In Sulamerica CIA Nacional de Seguros SA & Ors v Enesa Engenharia SA & Ors [2012] EWHC 42 (Comm), Mr Justice Cooke held that an anti-suit injunction restraining the defendant insureds from pursuing proceedings in Brazil in breach of an arbitration clause would be continued.

The substantive dispute between the claimant insurers (Sulamerica) and the defendant insureds (Enesa) related to claims made by Enesa under certain insurance policies (the Policies) for physical damage to a hydroelectric facility in Brazil. Sulamerica had commenced arbitration proceedings in London for a declaration of non-liability under the policy on 29 November 2011. Enesa commenced proceedings in Brazil and as a result, Sulamerica sought an interim anti-suit injunction from the English courts, which was granted on 13 December 2011. On 16 December 2011, the Brazilian court granted an order restraining Sulamerica proceeding against Enesa in arbitration until the Brazilian court had determined whether the parties were bound to arbitrate disputes which had arisen between them.

In the present action, Sulamerica sought the continuation of the interim anti-suit injunction which restrained Enesa from pursuing the proceedings which it had commenced in Brazil. The Policies contained both a Brazilian law and jurisdiction clause, and an arbitration clause which designated the seat of any arbitration to be London. The principal issue before Cooke J related to the incorporation of the arbitration clause into the Policies and the interaction of the jurisdiction and arbitration clauses.
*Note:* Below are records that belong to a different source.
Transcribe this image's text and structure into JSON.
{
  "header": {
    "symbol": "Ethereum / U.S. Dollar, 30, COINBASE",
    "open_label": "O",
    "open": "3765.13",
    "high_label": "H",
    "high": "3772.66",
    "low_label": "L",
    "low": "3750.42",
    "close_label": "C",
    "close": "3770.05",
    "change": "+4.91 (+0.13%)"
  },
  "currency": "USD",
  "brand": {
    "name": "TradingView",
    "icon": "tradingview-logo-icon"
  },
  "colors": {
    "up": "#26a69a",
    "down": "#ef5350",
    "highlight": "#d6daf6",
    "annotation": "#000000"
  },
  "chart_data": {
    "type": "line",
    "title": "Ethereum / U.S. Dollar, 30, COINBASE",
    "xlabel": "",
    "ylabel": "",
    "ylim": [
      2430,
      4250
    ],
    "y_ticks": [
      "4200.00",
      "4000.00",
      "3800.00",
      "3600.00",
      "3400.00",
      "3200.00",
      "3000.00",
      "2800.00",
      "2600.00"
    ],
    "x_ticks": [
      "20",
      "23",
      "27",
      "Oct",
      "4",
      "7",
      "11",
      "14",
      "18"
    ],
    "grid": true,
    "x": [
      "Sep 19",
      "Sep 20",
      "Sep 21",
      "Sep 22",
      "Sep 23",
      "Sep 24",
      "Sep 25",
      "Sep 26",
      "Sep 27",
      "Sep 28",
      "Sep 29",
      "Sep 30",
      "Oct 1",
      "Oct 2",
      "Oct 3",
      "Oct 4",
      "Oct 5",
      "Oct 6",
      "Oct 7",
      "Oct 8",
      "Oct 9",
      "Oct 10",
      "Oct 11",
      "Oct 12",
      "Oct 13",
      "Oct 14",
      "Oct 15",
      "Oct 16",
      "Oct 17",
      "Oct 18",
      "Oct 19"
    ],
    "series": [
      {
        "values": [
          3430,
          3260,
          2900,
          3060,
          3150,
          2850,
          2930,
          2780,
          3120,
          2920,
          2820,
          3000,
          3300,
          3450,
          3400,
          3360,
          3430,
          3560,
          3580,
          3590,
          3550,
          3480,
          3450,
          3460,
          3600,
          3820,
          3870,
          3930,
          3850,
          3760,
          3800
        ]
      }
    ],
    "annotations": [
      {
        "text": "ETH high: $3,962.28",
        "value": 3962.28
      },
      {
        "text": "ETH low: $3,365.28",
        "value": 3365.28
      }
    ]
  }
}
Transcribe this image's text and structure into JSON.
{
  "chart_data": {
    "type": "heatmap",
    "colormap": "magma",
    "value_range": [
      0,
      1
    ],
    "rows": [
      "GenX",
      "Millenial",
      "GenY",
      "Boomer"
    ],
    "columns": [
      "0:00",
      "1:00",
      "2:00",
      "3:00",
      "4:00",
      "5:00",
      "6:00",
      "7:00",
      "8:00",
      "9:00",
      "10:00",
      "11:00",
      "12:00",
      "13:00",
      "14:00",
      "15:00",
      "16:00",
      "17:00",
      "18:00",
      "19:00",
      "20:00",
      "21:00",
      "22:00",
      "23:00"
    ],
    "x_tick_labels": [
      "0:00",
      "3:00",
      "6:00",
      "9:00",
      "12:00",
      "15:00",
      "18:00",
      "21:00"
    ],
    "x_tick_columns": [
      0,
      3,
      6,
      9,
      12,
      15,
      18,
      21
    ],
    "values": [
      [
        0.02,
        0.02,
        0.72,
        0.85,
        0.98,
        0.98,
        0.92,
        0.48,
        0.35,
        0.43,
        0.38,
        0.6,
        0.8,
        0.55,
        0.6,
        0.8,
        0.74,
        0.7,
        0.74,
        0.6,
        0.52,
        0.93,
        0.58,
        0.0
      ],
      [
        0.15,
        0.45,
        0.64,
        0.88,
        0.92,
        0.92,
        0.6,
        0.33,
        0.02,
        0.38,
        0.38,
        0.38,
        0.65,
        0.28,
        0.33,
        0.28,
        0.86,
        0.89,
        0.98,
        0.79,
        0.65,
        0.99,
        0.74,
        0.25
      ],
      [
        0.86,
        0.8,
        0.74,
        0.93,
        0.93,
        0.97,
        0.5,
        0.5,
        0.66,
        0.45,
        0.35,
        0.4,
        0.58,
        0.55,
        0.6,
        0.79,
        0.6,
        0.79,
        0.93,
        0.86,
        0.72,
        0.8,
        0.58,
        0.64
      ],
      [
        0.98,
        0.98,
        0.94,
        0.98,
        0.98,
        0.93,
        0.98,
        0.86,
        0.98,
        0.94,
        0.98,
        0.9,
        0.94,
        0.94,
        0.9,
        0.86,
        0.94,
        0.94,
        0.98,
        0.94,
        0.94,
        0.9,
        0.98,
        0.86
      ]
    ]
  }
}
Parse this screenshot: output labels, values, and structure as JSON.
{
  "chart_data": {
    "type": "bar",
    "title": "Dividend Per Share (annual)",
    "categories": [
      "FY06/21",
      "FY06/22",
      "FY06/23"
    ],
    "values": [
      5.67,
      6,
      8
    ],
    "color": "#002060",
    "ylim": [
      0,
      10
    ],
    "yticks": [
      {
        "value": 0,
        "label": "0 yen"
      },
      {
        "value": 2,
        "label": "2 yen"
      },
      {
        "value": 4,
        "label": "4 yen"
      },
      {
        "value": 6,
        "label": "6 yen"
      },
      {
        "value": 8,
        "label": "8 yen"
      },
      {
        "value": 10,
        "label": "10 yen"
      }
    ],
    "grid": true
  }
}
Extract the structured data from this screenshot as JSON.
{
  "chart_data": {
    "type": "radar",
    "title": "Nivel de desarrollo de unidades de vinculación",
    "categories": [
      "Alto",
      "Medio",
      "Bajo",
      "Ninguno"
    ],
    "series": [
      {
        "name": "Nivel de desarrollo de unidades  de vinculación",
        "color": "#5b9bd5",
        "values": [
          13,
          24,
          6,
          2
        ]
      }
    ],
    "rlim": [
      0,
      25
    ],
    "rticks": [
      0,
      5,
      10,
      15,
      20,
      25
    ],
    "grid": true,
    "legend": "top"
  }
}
Cooke J held that the arbitration agreement was to be governed by English law. Although the main contract contained a Brazilian choice of law clause, he held that the the choice of England as the seat of arbitration was akin to an exclusive jurisdiction clause and that accordingly the law with the closest connection to the agreement to arbitrate was the law of England. Cooke J went on to hold that the arbitration clause took precedence over the Brazilian jurisdiction clause, such that the commencement of proceedings in Brazil by Enesa was in breach of the arbitration agreement. Therefore, the Court held that the anti-suit injunction was to be continued.

This case clarifies that the choice of seat of an arbitration will, in most cases, be determinative as to the governing law of the arbitration clause, even where the main agreement is explicitly stated to be governed by another system of law. It also highlights that where an agreement contains both an arbitration clause and an exclusive jurisdiction clause, the arbitration clause will tend to “trump” the jurisdiction clause.